What I Ask In Every Interview Now

When I'm evaluating a role, AI access isn't a nice-to-have. It's a requirement. I ask about it the same way I ask about scope and comp.

What models do you have access to? Are there token limits? What are you allowed to use it on? Do you have a watered-down internal version with half the features locked? Is Copilot available, or are we on something proprietary that nobody knows how to use?

The answers tell me everything.

A company with hard token caps and a restricted approved-use list is telling me something. They're telling me they're managing AI like a cost center instead of treating it like infrastructure. They're telling me the builders on their team are working with one hand tied. They're telling me they haven't figured out yet what this is.

A company with generous AI access and a culture that says go build something is a different conversation entirely.

I'd take less base salary for the right AI access. I'm being dramatic — slightly. The real point is that generous AI access quietly inflates what an offer is actually worth. Most people aren't doing that math.

Tokens are currency right now. Expensive currency. If your employer is handing them out without a meter running, that's compensation. Treat it like it.


The Room That Got Quiet

I keep coming back to that demo. The silence. The instinct to shut it down before they'd even processed what they saw.

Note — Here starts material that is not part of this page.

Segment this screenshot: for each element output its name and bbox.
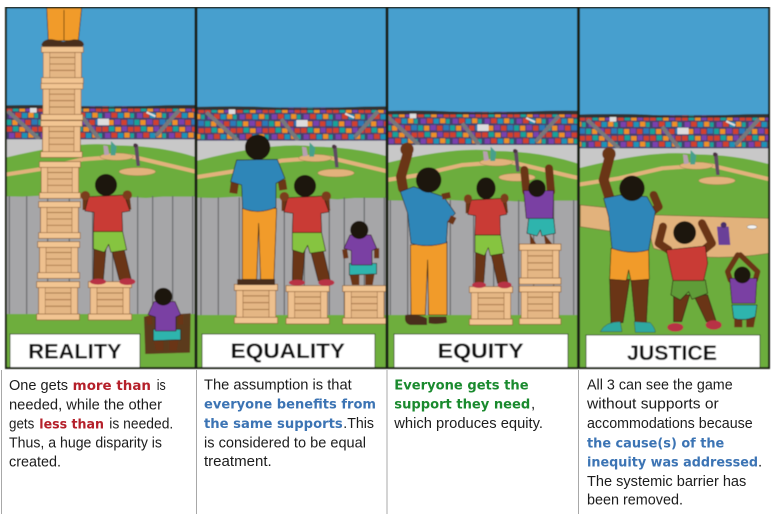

Those weren't bad actors trying to block progress. Those were smart people whose expertise had always been the asset — and who recognized in real time that the asset was being repriced.

The SOP that used to take a senior ops person two hours to update: seconds. The database query that used to require a ticket and a three-day wait: plain English, immediate. The user story that used to require a half-hour refinement meeting: drafted, structured, ready for review before the meeting starts.

The knowledge doesn't go away. But the bottleneck does. And for people whose value was the bottleneck — being the one who knew how to do the thing — that's a real shift.

Here's what I want to say to the people who got quiet in that room: the answer isn't to put a wall around it. The answer is to be the one who knows how to use it. To learn the business and learn to build. To become the person who walks into a space like yours and automates the right things — with you, not instead of you.

The builders are coming regardless. The question is whether you become one.


What This Actually Looks Like in a Comp Negotiation

For the HENRYs reading this who are in the market or thinking about it: AI access belongs in your total comp conversation. Here's the practical version.

Ask specifically. "What AI tools do your teams have access to, and are there token limits or use restrictions?" A vague answer — "we have some AI tools" — is a red flag. A specific answer that includes model names, "unlimited" access, and encouragement to build is a green flag.

Price the gap. If you're leaving a role with unlimited Copilot access and the new role has none, you're taking on a real cost — both in dollars (if you rebuild that access personally) and in compounding (what you won't be building on company time). Factor that.

A company's AI access policy tells you how seriously they're thinking about the next three years. If they're restricting it heavily, they're either behind or scared. Neither is where you want to be building your career right now.

The people who are going to be most valuable in the next few years aren't the ones with the most credentials. They're the ones who've had the most reps. Who've built the most pipelines, run the most agents, learned from the most failures.

Generous tokens are reps. Don't leave them on the table.

— The Daring Dime


SEO Meta Title: I'd take less salary for unlimited AI tokens. Here's the math.

SEO Meta Description: AI access is compensation. Tokens are expensive outside of work, and what you build on your employer's dime compounds. Here's how I evaluate it in every role.

URL Slug: ai-access-is-compensation

Tags: Salary Optimization, AI as Leverage, Career Strategy, Total Compensation, Builder Role

Excerpt: The room went silent. I'd just shown a group of business experts what AI could do to their workflows in real time. The silence wasn't confusion — it was recognition. This is a post about what that moment taught me, and why I now negotiate AI access the same way I negotiate salary.